After almost an hour of searching though sari shops (I’m actually addicted to Indian wedding dress shops and weaving through brides seeking the ultimate piece), it became apparent to me that darkness had fallen and I was really short of cash. After standing dazed on the pavement surrounded by so much noise and my jeans needing a further hitch, I found a backstreet cash merchant who swapped the 50 euros I’d made at Charles de Gaulle earlier in the week (thank you French govt for returning tax to those silly and willing enough to get roped into your excellent sales). And, not only did he give me enough rupees to probably see out the rest of my time in India, he was was also incredibly kind. With his son hellbent on selling aftershave and cigarettes while trading currency, Dad was hellbent on getting me a taxi (and home safely) when I asked where I could find one, in the dark and incredibly busy, noisy place that South Ex had become.
‘Follow,’ and with that I was on his heel to the prepaid taxi hut (which admittedly was hidden behind a thousand parked cars) where I eventually met Dilip.

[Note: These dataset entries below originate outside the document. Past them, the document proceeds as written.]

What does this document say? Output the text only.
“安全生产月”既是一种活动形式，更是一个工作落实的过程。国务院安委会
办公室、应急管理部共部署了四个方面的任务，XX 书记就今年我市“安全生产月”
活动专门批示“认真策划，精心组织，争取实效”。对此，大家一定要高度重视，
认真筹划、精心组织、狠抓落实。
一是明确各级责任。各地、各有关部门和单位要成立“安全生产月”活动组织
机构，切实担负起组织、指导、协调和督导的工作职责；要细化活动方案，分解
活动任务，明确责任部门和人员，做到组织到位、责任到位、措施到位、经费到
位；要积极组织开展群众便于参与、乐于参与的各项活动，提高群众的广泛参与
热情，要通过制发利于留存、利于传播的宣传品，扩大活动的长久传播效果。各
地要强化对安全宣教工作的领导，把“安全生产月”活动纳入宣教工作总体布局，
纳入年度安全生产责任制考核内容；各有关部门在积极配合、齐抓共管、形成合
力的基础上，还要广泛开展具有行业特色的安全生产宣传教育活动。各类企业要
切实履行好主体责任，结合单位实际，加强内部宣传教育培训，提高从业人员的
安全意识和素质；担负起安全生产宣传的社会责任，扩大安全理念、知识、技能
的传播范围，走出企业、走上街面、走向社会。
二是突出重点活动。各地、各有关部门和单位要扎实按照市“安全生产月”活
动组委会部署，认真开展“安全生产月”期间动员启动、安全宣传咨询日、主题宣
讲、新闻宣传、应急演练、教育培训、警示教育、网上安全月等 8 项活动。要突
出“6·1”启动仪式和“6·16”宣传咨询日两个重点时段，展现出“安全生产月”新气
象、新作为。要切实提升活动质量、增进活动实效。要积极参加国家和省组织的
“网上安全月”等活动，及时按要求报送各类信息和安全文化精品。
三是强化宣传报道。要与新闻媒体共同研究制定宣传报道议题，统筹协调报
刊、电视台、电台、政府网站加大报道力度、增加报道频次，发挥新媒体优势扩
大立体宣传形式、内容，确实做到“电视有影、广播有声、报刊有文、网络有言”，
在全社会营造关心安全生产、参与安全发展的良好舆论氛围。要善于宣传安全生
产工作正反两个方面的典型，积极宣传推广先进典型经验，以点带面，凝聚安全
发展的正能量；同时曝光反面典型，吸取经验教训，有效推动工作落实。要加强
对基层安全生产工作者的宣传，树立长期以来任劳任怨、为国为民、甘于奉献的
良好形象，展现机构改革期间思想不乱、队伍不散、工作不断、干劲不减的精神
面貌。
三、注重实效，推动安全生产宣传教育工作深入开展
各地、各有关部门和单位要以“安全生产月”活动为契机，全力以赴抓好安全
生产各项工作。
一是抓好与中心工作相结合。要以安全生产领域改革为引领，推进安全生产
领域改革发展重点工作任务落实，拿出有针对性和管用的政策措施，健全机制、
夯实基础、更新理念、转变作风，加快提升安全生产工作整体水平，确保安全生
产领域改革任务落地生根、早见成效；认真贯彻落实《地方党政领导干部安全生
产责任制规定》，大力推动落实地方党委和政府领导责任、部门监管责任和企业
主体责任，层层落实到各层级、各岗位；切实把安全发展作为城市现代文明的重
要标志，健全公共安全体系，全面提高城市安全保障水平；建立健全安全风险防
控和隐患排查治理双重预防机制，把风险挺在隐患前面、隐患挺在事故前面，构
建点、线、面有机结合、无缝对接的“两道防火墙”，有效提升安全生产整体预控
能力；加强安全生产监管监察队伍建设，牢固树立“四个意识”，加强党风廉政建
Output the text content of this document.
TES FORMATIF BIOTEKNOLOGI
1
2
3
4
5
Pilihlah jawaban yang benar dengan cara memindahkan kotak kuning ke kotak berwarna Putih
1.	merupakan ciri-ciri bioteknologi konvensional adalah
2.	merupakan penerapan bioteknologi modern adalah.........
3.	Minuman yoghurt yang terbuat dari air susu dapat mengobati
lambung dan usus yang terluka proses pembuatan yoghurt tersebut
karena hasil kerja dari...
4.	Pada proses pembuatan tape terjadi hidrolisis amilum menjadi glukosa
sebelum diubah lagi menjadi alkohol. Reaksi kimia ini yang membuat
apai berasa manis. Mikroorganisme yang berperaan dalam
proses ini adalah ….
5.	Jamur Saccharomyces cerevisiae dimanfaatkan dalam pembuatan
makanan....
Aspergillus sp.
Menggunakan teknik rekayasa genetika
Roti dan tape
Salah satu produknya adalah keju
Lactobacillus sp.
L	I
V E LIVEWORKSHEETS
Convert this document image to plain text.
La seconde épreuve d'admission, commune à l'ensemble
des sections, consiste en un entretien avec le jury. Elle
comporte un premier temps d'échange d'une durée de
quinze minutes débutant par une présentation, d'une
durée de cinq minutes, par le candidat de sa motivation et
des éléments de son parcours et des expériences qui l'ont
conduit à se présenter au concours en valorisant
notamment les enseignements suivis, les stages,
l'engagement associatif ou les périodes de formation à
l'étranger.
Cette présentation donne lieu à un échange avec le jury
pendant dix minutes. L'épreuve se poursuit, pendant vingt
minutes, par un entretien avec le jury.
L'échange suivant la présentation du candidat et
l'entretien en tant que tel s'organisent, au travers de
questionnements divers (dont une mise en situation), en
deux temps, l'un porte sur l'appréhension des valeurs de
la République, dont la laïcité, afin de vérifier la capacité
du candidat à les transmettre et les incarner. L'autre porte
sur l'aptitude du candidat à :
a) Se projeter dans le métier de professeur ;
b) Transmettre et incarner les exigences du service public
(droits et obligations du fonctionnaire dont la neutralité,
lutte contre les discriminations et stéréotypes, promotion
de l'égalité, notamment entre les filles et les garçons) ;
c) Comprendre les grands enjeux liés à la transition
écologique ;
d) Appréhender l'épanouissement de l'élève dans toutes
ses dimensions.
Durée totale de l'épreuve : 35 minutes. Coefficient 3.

‘Madaaammmm- will you be staying at the Claridges and will you be paying 400 rupees to get there- it is a most reasonable price,’ the boss said before screaming ‘DIIIIIIILLLLLLIIIIIIP,’ ‘DIIIIIILLLLLLLLIP,’ and with that, the cash merchant (also now my friend) started to shout ‘DIIIIIIIILLLLLIIIIIIIIIIP,’ and, with ‘Dad/cash merchant/now friend’ on ‘the shout for Dilip bandwagon,’ a sweet boy who had just patted the seat in the hut and said (very calmly) ‘sit down Mam,’ to which I replied ‘thank you,’ before sitting (with all my bags) and he replied ‘welcome,’ (also in a very calm manner) also shouted ‘DIIIIIIIIILLLLLLLLIIIIIIP,’ from the top of his lungs.
Out of the darkness and tooting and smog and puddles and just general madness, appeared a man who I really hoped was Dilip, because that’s what I called him for the next half an hour as he led me down dark alleys, through more puddles and into relative silence, behind a thousand shops with no lights and finally, to a Suzuki Swift with smashed doors and locks that weren’t working so well. The only reason I didn’t feel too perplexed by all of this, was that as I passed my friend the cash merchants shop on the way to Dilips wrecked taxi, I smiled at him, waved and mouthed ‘thanks’ and with that, he followed with a steady eye as we disappeared around the corner.
It’s safe to say that ‘Dilip’ (confirmed as ‘yes Mam, I am Dilip’ upon saying goodbye), was the nicest man I’ve met in at least 12 hours and, just like the doorman this morning, he had no other intention but to get me home safely (albeit in silence). I’ve just had the most delicious feast of paneer and peas and have not stopped being told what to do ever since walking in the door.
Pictured: an Ambassador Nova taxi found on my walk this morning. When I first came to Delhi, these cars were still prominent on the taxi scene but not so much anymore. Guys like Dilip drive Suzuki Swifts and Tatas these days.